Amazing. I didn't know there was such a thing. I've learned something else today. Thanks!!

----------


## FVR

I have eaten carp.  If I have to, I will eat it again but if given the choice...........I will stick to trout.

I hear carp are fun to shoot with a bow during the spawning season.  But I just have a problem shooting them and throwing them on the shore.  If I won't eat it, I won't kill it.

----------


## Ted

> Only way to fix a carp is a recipe I may have given before : Take a fresh sawed pine board, place carp on board, bake at 325 for 2hrs, throw away the carp and eat the board.Works the same with possum.

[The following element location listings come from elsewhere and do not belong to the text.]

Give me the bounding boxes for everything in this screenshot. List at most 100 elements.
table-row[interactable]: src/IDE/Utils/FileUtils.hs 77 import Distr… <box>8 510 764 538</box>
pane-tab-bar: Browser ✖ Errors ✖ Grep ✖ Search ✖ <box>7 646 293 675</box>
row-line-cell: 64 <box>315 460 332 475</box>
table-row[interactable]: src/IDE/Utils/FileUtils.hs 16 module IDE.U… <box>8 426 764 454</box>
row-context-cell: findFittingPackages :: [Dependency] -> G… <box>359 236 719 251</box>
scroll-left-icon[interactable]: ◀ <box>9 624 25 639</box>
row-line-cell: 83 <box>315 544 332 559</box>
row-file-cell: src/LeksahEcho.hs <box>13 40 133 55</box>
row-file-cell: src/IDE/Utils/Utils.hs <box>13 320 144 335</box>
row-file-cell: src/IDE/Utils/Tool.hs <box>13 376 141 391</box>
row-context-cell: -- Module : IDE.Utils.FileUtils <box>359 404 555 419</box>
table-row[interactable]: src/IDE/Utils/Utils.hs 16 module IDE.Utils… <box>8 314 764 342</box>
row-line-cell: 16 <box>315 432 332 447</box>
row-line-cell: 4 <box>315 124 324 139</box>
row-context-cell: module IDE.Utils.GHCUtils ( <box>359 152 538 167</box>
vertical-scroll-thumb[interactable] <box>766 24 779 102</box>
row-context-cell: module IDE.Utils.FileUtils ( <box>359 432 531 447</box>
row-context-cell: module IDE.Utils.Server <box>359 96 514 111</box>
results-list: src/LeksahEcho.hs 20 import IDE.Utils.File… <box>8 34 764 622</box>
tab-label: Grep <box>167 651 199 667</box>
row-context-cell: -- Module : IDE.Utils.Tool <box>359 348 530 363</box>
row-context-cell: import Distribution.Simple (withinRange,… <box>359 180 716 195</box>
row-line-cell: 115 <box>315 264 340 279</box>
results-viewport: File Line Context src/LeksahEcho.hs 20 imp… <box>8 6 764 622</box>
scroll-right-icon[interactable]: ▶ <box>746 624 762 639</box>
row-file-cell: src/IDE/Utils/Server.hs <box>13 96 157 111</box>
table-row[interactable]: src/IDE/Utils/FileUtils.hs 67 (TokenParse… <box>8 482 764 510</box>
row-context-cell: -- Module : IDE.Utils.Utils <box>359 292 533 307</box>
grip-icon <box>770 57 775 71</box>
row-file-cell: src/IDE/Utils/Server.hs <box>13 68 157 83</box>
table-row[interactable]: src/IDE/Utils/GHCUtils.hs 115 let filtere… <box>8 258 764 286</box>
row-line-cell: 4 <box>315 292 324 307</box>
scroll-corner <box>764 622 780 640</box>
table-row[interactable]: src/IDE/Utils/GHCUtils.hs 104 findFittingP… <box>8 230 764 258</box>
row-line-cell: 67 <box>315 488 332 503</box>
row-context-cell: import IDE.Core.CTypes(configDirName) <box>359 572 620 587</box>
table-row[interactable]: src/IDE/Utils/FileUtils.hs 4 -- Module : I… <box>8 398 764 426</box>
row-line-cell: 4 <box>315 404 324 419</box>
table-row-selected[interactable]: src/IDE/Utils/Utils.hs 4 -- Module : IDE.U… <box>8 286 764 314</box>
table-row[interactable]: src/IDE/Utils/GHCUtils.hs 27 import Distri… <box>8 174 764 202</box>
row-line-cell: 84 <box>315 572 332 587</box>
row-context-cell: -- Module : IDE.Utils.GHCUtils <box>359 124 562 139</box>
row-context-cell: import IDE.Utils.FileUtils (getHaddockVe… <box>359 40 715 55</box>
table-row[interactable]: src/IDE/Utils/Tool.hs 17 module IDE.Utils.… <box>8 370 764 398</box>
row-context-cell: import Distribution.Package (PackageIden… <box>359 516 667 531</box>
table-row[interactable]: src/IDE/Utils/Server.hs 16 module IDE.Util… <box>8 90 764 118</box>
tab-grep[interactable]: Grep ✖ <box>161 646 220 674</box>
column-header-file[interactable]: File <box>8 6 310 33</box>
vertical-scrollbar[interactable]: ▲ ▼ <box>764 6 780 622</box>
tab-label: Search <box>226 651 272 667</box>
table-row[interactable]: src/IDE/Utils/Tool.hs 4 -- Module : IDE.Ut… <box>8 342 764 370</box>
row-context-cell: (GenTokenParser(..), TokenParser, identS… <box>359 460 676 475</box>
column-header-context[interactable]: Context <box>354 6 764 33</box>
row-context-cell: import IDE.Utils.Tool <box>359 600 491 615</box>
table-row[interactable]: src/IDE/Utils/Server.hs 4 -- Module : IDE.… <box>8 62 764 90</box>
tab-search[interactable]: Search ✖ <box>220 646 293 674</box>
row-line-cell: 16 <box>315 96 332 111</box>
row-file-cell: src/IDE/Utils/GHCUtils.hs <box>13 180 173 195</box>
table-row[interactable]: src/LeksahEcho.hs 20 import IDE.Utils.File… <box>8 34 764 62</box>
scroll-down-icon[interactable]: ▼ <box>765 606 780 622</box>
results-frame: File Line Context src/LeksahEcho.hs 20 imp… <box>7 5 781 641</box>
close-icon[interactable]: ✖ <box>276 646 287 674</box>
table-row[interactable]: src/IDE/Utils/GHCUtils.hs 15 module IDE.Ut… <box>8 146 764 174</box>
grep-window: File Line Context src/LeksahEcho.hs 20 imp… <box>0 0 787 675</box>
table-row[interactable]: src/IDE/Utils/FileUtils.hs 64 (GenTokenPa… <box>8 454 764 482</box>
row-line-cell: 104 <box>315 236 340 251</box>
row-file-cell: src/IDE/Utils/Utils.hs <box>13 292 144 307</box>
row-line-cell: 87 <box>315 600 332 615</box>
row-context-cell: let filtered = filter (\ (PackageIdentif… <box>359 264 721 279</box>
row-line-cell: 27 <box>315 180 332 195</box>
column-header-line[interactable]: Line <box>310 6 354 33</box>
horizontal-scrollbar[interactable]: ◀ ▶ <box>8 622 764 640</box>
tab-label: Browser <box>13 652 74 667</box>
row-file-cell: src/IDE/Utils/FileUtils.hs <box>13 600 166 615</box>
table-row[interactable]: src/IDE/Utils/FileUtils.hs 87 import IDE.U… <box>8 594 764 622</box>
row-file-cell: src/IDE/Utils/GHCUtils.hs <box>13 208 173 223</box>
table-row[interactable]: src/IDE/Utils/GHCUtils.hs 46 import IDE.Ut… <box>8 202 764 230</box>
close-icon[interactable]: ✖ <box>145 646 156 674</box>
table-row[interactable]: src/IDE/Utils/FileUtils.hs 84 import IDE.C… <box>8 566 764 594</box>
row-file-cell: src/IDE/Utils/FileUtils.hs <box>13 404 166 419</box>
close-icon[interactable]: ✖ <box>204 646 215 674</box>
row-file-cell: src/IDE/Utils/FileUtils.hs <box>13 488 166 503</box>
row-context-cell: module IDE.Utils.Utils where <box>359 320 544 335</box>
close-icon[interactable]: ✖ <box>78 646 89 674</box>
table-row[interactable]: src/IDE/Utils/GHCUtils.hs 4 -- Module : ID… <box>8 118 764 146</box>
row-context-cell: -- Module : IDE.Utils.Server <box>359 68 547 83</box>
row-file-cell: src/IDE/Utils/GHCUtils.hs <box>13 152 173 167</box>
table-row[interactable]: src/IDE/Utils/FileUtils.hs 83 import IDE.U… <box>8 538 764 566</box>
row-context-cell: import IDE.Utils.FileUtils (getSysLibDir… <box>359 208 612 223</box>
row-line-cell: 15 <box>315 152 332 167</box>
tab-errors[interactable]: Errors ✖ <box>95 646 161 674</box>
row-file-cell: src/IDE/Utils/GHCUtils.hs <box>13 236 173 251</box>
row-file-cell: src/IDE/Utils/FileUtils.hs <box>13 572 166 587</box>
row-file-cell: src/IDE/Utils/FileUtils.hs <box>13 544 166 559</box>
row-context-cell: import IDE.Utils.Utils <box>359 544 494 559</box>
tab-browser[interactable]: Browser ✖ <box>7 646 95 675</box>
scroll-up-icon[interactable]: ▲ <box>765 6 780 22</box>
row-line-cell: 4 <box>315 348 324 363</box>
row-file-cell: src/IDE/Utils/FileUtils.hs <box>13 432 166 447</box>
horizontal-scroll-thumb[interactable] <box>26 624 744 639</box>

LOL...... My dad gave me that exact same recipe!  As a matter of fact the first time I read your sig I thought it sounded like something he would say! Just wonderin' Coot , you ever say any thing like " that stupid s.o.b. dosn't have enough brains to tan his own hide!", do you? Just wonderin'

I think Geronimo is takin' about what people around here are callin' "flying" carp. I've heard about them. Seems they have a nasy habit of jumping.... allot! Atually knockin people out of boats is becoming a real problem. Better get me boat and bow and start the extermination.

----------


## mcgyver

> If I won't eat it, I won't kill it.


Aw, Come on FVR, do you eat the mice you trap? :Innocent: 

Try to consider the carp the same way, a pest. An invasive pest that Will wipe out the indigenous species.
Not only are we talking sport fishing at risk here, but whole cities livelihoods.
Once they are in lake Michigan, They will fill all the great lakes.
It would be a VERY bad thing.
If you are interested in more detailed info on this, as well as a way to help.
Please visit 
http://www.stopasiancarp.com/
And sign the petition. (Please)
I want my Great Grandkids to know the joy of fresh smelt.  :Drool:  :Drool:

----------


## Geronimo!

> I want my Great Grandkids to know the joy of fresh smelt.


Their population is thin enough already in Chicago. If you go to one of the harbors expecting to eat that night, you'd better bring a bag of frozen

----------